Читаем Familiar Spirit полностью

“No! I told you before—I don’t want to have anything to do with you. I won’t help you, I won’t bring you someone else to destroy.”

“Then you’d better run, Sarah. You’d better try to escape. It may already be too late.” There was an indescribably menacing tone to the voice.

Sarah had no inclination to argue. In two swift steps she had reached the door to the porch. The big metal knob turned loosely in her hand, and she rattled it impatiently, then tugged. But nothing happened. Impossible though it was, the door seemed to be locked.

From the darkness behind her, she heard Jade’s laughter.

Sarah reached up and pressed the light switch beside the door, and the kitchen was flooded with yellow light. She saw the skeleton key where it hung, still, on a nail behind the door, and although she knew she had never taken it down to use it, perhaps someone else had.

She heard the doorknob of the bedroom door rattle loosely, as if some weak, will-less hand grasped but could not hold it firmly enough to turn it.

“I told you it might be too late,” said Jade.

Sarah clenched her teeth. I won’t be afraid, she thought. None of this is real. Without much hope, she took the skeleton key down. But she could not use it, for the keyhole seemed to have vanished.

It is there, Sarah thought. It must be. Or maybe the door is already open, only I can’t see it. Jade keeps me from seeing it.

The bedroom door was opening. Despite herself, Sarah turned to look, and she saw the gory figure of the dead woman shuffle forward to slump against the doorframe.

Sarah backed away, and her shoulder jarred the back door. No illusion, this—it was solidly shut. She could not walk through it.

Filled with horror, she stared at the thing in the doorway. It was even more gruesome in full light, even more real. The flesh was mottled grey, the blood a harsh, violent red. Where it leaned against the doorframe it left red smears. Sarah could hardly take her eyes from the source of all that red, the raw, gaping wound in the throat.

As if galvanized by Sarah’s scrutiny, the thing began to move again, pushing itself away from the wall and taking a staggering, uncertain step forward. It made a sound—a terrible, high, wheezing gasp. Sarah shuddered, horrified, realizing that she was hearing the corpse breathe, the sound the helpless lungs made as they sucked air through the bloody rip in the neck.

One dragging, bare foot streaked blood on the light-colored linoleum.

Run, screamed all her instincts. But Sarah could not move. Her back was pressing against the door. One hand grasped the useless knob and rattled it desperately, willing it to turn.

Sarah noticed the dress beneath the bloodstains was white, patterned with small, lilac flowers. The thing which had once been a woman, the thing inside the bloody dress, moved its arms, opening them to embrace, and Sarah thought she would faint.

Then she heard Jade’s voice in her ear, feeling the warmth of a man’s breath against the side of her face.

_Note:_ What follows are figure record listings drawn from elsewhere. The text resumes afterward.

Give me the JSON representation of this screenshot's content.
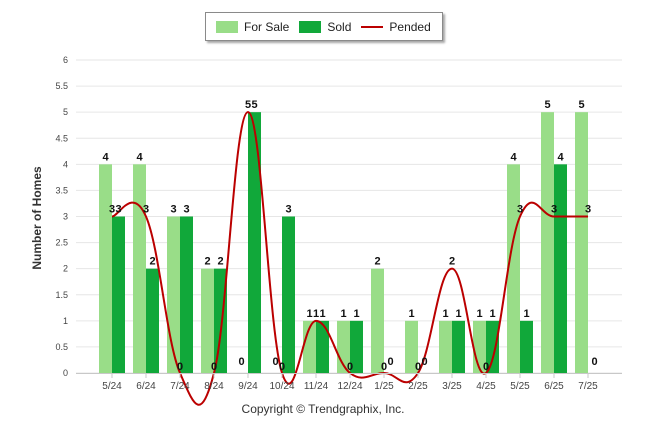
{
  "chart_data": {
    "type": "bar",
    "title": "",
    "xlabel": "",
    "ylabel": "Number of Homes",
    "ylim": [
      0,
      6
    ],
    "yticks": [
      0,
      0.5,
      1,
      1.5,
      2,
      2.5,
      3,
      3.5,
      4,
      4.5,
      5,
      5.5,
      6
    ],
    "ytick_labels": [
      "0",
      "0.5",
      "1",
      "1.5",
      "2",
      "2.5",
      "3",
      "3.5",
      "4",
      "4.5",
      "5",
      "5.5",
      "6"
    ],
    "grid": true,
    "legend_position": "top-center",
    "categories": [
      "5/24",
      "6/24",
      "7/24",
      "8/24",
      "9/24",
      "10/24",
      "11/24",
      "12/24",
      "1/25",
      "2/25",
      "3/25",
      "4/25",
      "5/25",
      "6/25",
      "7/25"
    ],
    "series": [
      {
        "name": "For Sale",
        "kind": "bar",
        "color": "#99dd88",
        "values": [
          4,
          4,
          3,
          2,
          0,
          0,
          1,
          1,
          2,
          1,
          1,
          1,
          4,
          5,
          5
        ]
      },
      {
        "name": "Sold",
        "kind": "bar",
        "color": "#11a83a",
        "values": [
          3,
          2,
          3,
          2,
          5,
          3,
          1,
          1,
          0,
          0,
          1,
          1,
          1,
          4,
          0
        ]
      },
      {
        "name": "Pended",
        "kind": "line",
        "color": "#bb0000",
        "values": [
          3,
          3,
          0,
          0,
          5,
          0,
          1,
          0,
          0,
          0,
          2,
          0,
          3,
          3,
          3
        ]
      }
    ]
  },
  "footer": {
    "copyright": "Copyright © Trendgraphix, Inc."
  }
}
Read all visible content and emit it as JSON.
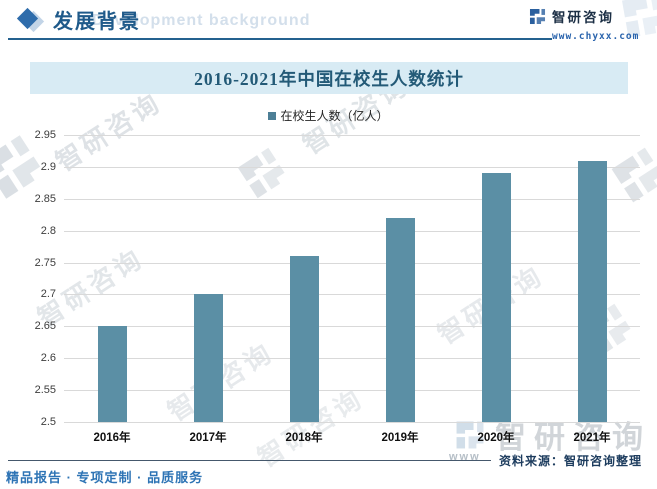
{
  "header": {
    "section_title": "发展背景",
    "section_title_en": "Development background",
    "brand": "智研咨询",
    "website": "www.chyxx.com"
  },
  "chart": {
    "title": "2016-2021年中国在校生人数统计",
    "legend_label": "在校生人数（亿人）"
  },
  "chart_data": {
    "type": "bar",
    "title": "2016-2021年中国在校生人数统计",
    "legend": [
      "在校生人数（亿人）"
    ],
    "categories": [
      "2016年",
      "2017年",
      "2018年",
      "2019年",
      "2020年",
      "2021年"
    ],
    "values": [
      2.65,
      2.7,
      2.76,
      2.82,
      2.89,
      2.91
    ],
    "xlabel": "",
    "ylabel": "",
    "ylim": [
      2.5,
      2.95
    ],
    "ytick_values": [
      2.95,
      2.9,
      2.85,
      2.8,
      2.75,
      2.7,
      2.65,
      2.6,
      2.55,
      2.5
    ],
    "ytick_labels": [
      "2.95",
      "2.9",
      "2.85",
      "2.8",
      "2.75",
      "2.7",
      "2.65",
      "2.6",
      "2.55",
      "2.5"
    ],
    "grid": true,
    "legend_position": "top",
    "bar_color": "#5b8fa5"
  },
  "footer": {
    "source_label": "资料来源：智研咨询整理",
    "services": "精品报告 · 专项定制 · 品质服务"
  },
  "watermark": {
    "text": "智研咨询",
    "www": "www"
  },
  "colors": {
    "bar": "#5b8fa5",
    "accent_blue": "#2e6cab",
    "banner_bg": "#d8ebf4",
    "title_text": "#235a77"
  }
}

“Run, Sarah. Run away now,” he said.

Her hand still grappled with the useless doorknob, but now, as Jade spoke, Sarah felt it respond, and turn in her hand. She jumped aside, pulling the door open, and as she did so, she brushed up against the staggering corpse. She caught her breath in fear, and then gagged as the stench hit her: the faint, sickly-sweet smell of blood and the much more powerful odor of rotting meat, the smell of inner flesh exposed to air.

But there was no time to be sick. The door was open, her way was clear, and she could run away from the rotting embrace of those dead, clumsy arms. So she ran. And as she ran, she heard Jade’s voice still close to her ear.

“Run away, Sarah. And stay away. If you come back, I’ll never let you go.”

Sarah tumbled down the steps, crying, running faster than she had ever done before.

At last she leaned against her car and in between her sobs drew in long, ragged breaths of the clean, crisp air. Her stomach clenched, and she swallowed hard, willing herself not to be sick. Her mind was blessedly blank. For a while she simply wept. It was a relief to be out in the open air alone, a relief too great for anything but tears. Gradually her sobs died away and she began to recover, to allow herself to think again. Sniffing, she took a tissue from her pocket, wiped her eyes and blew her nose. She stared up at the house, at the light from the kitchen. She couldn’t see anyone in the house, but from this angle she might have been fooled. The bedroom window was dark and showed nothing.